The regulator’s retail managing director, Jon Pain, says: “Our approach is very simple; the more diversification, the higher the level of management skills and systems and controls the FSA will demand from the firm.”
The activities of Building societies are limited by the Building Societies Act and according to Mr Pain, the proposed new measures will leave societies free to “innovate and diversify” but not “beyond the limits of their risk management skills”.
Concern for the UK’s mutual sector has been growing since the sudden collapse of Dunfermline Building Society in March, although the credit crisis had already seen a number of small societies rescued by their larger rivals.
Then in April, Moody’s downgraded the credit ratings of several societies: Nationwide saw its financial strength rating cut from B to C-; Chelsea Building Society from C to E+ and West Bromwich from C- to E+.

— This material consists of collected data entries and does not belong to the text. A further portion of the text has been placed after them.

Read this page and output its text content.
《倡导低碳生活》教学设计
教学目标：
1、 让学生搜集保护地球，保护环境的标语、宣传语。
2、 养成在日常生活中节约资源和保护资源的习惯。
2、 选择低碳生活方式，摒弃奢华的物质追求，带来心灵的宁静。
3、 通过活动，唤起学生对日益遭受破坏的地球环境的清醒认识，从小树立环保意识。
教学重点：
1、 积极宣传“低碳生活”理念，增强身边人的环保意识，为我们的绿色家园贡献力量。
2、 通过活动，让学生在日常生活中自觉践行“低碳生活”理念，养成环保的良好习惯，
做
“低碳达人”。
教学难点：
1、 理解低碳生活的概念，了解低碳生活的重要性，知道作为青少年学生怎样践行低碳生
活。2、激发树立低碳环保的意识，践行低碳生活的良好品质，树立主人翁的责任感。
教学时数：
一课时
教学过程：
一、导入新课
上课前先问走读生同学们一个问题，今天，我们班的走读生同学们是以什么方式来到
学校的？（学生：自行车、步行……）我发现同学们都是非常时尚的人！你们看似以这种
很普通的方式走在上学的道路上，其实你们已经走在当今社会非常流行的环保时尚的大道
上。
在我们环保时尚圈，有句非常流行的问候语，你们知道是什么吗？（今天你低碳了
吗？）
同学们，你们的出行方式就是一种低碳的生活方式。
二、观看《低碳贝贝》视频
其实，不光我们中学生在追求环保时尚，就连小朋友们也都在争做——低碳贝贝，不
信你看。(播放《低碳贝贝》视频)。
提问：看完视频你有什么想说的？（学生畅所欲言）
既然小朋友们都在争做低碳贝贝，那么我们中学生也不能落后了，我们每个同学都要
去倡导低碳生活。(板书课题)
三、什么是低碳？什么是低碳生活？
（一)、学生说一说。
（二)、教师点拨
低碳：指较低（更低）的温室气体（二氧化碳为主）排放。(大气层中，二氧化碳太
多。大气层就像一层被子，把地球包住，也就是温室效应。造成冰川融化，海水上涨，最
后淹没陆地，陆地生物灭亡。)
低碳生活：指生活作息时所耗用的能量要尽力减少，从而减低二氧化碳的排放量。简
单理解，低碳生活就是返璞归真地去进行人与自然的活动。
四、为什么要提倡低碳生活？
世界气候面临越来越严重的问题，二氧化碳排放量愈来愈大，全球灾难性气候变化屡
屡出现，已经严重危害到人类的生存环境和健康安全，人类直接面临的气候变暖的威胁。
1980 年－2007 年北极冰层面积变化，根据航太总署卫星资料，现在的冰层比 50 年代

Ratings for Coventry, Newcastle, Norwich & Peterborough, Principality, Skipton, Yorkshire and Britannia were also downwardly reassessed.
There followed reports that a number of local authorities would be withdrawing millions in deposits from downgraded societies once fixed terms expire, certain authorities having already been heavily criticised for ignoring the credit ratings of Icelandic banks.
More recently, Nationwide reported a 69% fall in profit for the 12 months to 4th April 2009; provision for bad debts increased to £394 million, compared with £106 million a year earlier.
The FSA is now taking an interest in building societies’ business models, which should reflect the sector’s reputation for responsible and cautious lending but could contain some nasty surprises.
The consultation period ends on 5th September.